Equally problematic is the difference between when a player gets injured vs. pregnant. Now, I know what your neocon mind thinks: that gal chose to [OBSCURED FOR CHILDREN'S SAKE] and it’s fair for her to get less than a hardworking bro who gets injured on a jobsite where said bro was doing manly things like eating a sandwich from a lunch pale, wearing those cool yellow hats, and catcalling (heterosexual only, mind you). Well, there are some laws about this as well, which arguably are also violated.

My favorite deets are about air travel. In case you have traveled only by unicorn or donkey, air travel is miserable. That’s why the MOU section on air travel is hysterically detailed and makes sure to preserve the player’s inalienable right to frequent flyer miles as guaranteed in the US Constitution.

While the USWNT won the airfare and miles war, they lost the battle re: food. The MOU is really unclear on whether or not there will be a USWNT chef. Damn this case-by-case nonsense, we want clarity and Gordon Ramsay!
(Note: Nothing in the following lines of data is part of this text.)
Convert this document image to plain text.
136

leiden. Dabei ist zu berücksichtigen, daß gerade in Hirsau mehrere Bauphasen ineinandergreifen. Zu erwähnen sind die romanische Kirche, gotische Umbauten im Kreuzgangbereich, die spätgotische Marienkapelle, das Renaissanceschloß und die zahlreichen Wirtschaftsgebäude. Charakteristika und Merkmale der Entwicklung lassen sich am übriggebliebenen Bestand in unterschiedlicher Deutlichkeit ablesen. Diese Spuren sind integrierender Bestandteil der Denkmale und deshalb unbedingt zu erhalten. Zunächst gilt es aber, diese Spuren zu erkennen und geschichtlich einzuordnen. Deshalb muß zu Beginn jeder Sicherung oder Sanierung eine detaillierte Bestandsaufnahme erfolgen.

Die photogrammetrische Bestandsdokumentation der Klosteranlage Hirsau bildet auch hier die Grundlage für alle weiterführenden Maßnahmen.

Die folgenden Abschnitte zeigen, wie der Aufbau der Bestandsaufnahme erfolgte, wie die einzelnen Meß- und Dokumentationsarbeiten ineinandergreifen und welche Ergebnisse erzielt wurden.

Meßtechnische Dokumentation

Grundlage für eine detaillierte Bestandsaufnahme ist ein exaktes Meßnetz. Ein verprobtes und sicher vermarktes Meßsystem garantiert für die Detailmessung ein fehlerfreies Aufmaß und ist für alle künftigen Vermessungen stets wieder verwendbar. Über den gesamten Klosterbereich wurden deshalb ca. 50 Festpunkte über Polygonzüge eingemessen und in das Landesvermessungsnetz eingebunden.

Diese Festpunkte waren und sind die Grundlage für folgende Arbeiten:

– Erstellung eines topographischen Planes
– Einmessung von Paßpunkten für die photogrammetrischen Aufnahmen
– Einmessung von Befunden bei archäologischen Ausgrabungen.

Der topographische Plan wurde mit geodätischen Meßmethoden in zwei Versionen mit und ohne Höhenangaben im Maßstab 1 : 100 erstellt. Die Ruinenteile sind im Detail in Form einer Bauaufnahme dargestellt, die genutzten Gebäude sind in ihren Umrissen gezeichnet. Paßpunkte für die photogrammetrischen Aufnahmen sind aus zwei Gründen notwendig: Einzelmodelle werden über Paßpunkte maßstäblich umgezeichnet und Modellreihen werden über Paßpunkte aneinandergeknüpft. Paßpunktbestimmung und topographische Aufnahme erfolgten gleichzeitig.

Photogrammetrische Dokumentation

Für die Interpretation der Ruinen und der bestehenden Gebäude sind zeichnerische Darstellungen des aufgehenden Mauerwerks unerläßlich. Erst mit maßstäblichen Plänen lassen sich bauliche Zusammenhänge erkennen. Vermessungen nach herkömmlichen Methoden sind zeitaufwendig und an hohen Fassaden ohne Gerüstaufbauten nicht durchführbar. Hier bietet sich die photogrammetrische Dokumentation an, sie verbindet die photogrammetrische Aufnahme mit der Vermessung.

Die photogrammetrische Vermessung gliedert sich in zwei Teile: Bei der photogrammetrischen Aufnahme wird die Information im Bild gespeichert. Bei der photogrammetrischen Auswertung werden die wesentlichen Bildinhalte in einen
Of course, I don’t want this to be too one-sided. US Soccer allegedly paid a $425,000 “signing bonus” after the USWNT signed the MOU.Yes, I know you can do math. Me too. $400,000 divided by, say, 23, people, is roughly $1,800 per head. Hey they could paid off that Capital One credit card! Congrats!  US Soccer also claims to have paid millions under the old MOU, but never specifies exactly how or provide exhibits to back up said claims.

Ultimately, US Soccer was terrified most that the MOU contained a “no strike provision”, and at a February 3rd meeting the USWNT negotiator refused to promise no strike.

Lastly, for the fans, every time you go to see the USWNT play, $1.20 out of every ticket you purchase goes to the players, someway, somehow. Yes, the players get an almost $2 million bonus if the win the Olympics and/or World Cup, but the bold bonus header makes it sound like that also includes a victory tour and/or games on shitty fields.

Hopefully those frequent flier miles add up to cover the difference!

(Original court filing available here. H/T to Howie and the Prof)

UPDATE/CORRECTION – The $1.6 million bonus is not per player, but for the entire playing pool. Leander at VICE has more details. Also, that one time CBA signing bonus was actually $18,000 per player, not $1,800.